Chabahar as the INSTC’s stepping stone

The multi-modal International North-South Transport Corridor (INSTC) has the potential to boost Eurasian trade connectivity across 7,200 km by linking Russia to the warm waters of the Persian Gulf and Indian Ocean. It was first inked in 2002 by India, Iran, and Russia, and began gathering interest across Central Asia, the Caucasus, and even Eastern Europe in the mid-2000s before losing momentum due to Iran’s growing isolation under Mahmoud Ahmadinejad’s presidency. While the idea of a north-south corridor survived, with Iran and India discussing cooperation regarding the development of Chabahar port as soon as 2003, it took a long time before progress took shape.
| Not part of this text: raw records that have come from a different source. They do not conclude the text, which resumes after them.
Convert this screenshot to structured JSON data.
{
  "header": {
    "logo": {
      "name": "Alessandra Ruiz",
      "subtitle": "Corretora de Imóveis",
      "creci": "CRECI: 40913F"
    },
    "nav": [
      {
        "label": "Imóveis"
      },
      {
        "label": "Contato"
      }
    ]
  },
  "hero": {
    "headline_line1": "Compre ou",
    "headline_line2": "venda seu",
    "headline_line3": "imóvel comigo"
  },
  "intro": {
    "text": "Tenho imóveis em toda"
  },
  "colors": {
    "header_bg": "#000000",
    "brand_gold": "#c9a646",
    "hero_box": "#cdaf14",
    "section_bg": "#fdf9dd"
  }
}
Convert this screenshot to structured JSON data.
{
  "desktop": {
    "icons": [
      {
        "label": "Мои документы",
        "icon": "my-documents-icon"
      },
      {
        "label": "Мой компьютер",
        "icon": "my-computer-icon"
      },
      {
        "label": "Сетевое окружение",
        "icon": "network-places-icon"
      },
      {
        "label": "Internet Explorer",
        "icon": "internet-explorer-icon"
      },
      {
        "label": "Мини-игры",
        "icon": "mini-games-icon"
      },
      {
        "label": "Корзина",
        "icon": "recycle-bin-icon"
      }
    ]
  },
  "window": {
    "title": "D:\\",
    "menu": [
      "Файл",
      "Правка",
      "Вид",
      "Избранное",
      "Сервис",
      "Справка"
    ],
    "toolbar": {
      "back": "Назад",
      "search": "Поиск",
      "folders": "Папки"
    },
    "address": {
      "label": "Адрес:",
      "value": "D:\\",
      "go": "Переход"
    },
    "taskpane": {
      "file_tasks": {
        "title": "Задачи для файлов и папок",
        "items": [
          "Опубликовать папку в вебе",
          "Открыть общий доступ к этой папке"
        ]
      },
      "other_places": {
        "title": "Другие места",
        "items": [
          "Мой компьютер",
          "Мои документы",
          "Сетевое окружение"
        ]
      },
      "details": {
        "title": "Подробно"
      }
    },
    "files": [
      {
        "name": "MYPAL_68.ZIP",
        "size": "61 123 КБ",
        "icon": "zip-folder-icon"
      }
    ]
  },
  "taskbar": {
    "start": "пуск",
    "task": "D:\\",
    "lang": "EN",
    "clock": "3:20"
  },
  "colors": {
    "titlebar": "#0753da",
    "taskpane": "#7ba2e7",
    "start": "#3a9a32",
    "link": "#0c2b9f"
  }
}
In 2016 - when US sanctions were temporarily lifted - Iran eventually signed a Build, Operate, Transfer (BOT) contract with the India Ports Global Limited (IPGL) to develop Chabahar with $85 million of investments. According to Iranian media, only $25 million of this amount has so far been disbursed with the Indian partner delivering only two of six Mobile Harbour Cranes (MHC). The port currently has a cargo handling capacity close to 9 million tons but only operates at 30% of this capacity, and the Iranian side has waited since 2021 for a long-term contract commitment from its Indian partner.

This reality is highly behind aspirations for the port, aiming to reach 82 million tons capacity by the end of its four phases, and for the INSTC which was hailed as a way to halve travel time between North Europe and South Asia to 30 days while competing with the Suez Canal as well as China’s east-west corridor linking Yiwu to Duisburg.